Pumpkin is very rich in carotenoids, which is known for keeping the immune system of an individual strong and healthy.
Being rich in alpha-carotene, pumpkin is believed to slow the process of aging and also prevent cataract formation.
Beta-carotene, found in pumpkin, is a powerful antioxidant as well as an anti-inflammatory agent. It helps prevent build up of cholesterol on the arterial walls, thus reducing chances of strokes.
Pumpkins have been known to reduce the risk of macular degeneration, a serious eye problem than usually results in blindness.
The high amount of fiber, present in a pumpkin, is good for the bowel health of an individual.
Being loaded with potassium, pumpkin is associated with lowering the risk of hypertension.
The presence of zinc in pumpkins boosts the immune system and also improves the bone density.
Pumpkin is low in fat and calories and rich in disease fighting nutrients such as:
- Alpha carotene
- Beta carotene
- Vitamins C and E
- Pantothenic acid
1 cup pumpkin (cooked, boiled, and drained) contains:
49 calories, sugars 1.58 g, water 106.26 g, calcium 37 mg, carbohydrate 12 gm, dietary fiber 3 gm, Folate 21mcg, iron 1.4 mg.
Vitamin C 12 mg, Vitamin E 3 mg, zinc 1 mg.
Health tips for pumpkin
Pumpkin is often relegated to the holiday seasons only, but there are more than a few reasons that you should consider adding pumpkin to your diet on a regular basis throughout the year.
Before you go off thinking that it is going to be difficult to you to incorporate pumpkin into your regular eating habits, don’t get too worried about it.
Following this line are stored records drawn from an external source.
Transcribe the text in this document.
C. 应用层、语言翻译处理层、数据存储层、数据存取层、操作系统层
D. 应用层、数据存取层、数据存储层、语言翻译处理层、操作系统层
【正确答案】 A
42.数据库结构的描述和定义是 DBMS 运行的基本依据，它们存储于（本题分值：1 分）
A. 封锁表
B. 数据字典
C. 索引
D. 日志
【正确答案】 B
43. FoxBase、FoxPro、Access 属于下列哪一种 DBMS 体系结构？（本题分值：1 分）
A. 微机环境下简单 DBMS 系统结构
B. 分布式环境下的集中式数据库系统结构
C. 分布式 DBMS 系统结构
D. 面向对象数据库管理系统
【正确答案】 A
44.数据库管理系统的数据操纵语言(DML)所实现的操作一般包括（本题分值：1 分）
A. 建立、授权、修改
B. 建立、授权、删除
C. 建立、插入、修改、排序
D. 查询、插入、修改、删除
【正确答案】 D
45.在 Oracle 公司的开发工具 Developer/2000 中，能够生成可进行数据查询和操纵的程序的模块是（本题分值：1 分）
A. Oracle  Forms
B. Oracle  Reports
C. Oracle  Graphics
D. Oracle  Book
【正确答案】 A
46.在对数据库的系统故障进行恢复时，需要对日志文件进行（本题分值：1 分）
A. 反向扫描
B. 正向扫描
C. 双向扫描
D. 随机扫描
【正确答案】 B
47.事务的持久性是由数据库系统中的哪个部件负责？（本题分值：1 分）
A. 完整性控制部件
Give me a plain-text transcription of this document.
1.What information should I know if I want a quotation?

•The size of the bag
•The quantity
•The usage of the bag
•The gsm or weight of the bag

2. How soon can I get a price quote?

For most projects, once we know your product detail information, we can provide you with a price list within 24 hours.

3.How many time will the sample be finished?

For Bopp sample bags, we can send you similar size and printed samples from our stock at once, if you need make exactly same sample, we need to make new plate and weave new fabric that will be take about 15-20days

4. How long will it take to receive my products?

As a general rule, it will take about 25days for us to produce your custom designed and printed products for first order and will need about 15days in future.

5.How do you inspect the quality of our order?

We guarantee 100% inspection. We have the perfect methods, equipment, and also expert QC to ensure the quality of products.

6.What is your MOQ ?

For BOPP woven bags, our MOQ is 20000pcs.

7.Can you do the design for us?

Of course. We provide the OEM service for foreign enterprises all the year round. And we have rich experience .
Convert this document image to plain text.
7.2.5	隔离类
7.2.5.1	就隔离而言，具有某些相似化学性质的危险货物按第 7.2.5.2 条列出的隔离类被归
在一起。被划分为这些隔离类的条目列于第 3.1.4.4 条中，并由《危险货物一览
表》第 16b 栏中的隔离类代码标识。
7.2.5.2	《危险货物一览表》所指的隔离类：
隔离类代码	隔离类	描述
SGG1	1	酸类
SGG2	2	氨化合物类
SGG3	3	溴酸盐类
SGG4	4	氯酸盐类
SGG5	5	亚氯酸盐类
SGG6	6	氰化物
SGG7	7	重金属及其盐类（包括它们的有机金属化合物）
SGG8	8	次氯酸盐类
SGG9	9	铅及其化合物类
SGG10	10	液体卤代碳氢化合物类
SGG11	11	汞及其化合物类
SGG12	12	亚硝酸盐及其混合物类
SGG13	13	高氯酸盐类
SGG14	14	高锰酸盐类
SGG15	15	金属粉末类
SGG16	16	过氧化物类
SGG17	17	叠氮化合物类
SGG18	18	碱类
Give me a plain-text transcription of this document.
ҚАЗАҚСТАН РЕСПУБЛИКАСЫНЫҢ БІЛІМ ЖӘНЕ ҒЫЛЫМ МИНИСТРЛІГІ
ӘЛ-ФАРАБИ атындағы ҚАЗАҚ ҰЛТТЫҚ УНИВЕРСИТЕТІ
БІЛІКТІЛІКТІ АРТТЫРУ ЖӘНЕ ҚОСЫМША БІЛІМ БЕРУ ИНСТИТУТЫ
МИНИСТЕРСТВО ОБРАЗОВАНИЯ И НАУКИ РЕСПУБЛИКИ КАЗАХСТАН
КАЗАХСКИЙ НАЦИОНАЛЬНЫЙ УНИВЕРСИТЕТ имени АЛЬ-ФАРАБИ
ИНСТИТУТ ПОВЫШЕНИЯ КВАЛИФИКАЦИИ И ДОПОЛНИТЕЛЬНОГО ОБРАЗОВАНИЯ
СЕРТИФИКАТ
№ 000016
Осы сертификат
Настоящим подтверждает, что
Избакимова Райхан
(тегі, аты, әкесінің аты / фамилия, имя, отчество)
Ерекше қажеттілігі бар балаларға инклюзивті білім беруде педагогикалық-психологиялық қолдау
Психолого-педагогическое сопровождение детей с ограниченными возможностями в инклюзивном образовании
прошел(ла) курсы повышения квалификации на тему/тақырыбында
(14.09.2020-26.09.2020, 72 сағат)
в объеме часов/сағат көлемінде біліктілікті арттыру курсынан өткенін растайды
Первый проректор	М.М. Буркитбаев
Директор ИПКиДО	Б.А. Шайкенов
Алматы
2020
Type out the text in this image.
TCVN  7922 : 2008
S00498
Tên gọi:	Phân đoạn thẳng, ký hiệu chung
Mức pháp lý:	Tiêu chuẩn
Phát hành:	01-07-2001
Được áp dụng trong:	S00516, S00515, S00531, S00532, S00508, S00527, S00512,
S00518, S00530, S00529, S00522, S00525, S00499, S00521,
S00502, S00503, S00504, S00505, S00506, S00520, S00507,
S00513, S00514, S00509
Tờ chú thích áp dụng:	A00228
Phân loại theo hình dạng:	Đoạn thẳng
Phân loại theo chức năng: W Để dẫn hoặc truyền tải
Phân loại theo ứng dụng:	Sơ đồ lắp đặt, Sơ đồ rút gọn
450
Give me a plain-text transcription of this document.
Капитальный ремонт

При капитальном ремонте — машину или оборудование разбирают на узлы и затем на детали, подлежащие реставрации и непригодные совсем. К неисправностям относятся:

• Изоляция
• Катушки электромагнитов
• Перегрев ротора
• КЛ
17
In fact, there are lots of great ways to add pumpkin to your diet too that do not include pies and whipped cream (though that’s okay too for most people if they don’t overdo it). You can enjoy pumpkin as bread, or in muffins, in pumpkin rolls, or even in pumpkin casseroles.
Don’t be a pumpkin head, but head for pumpkin the next chance you get.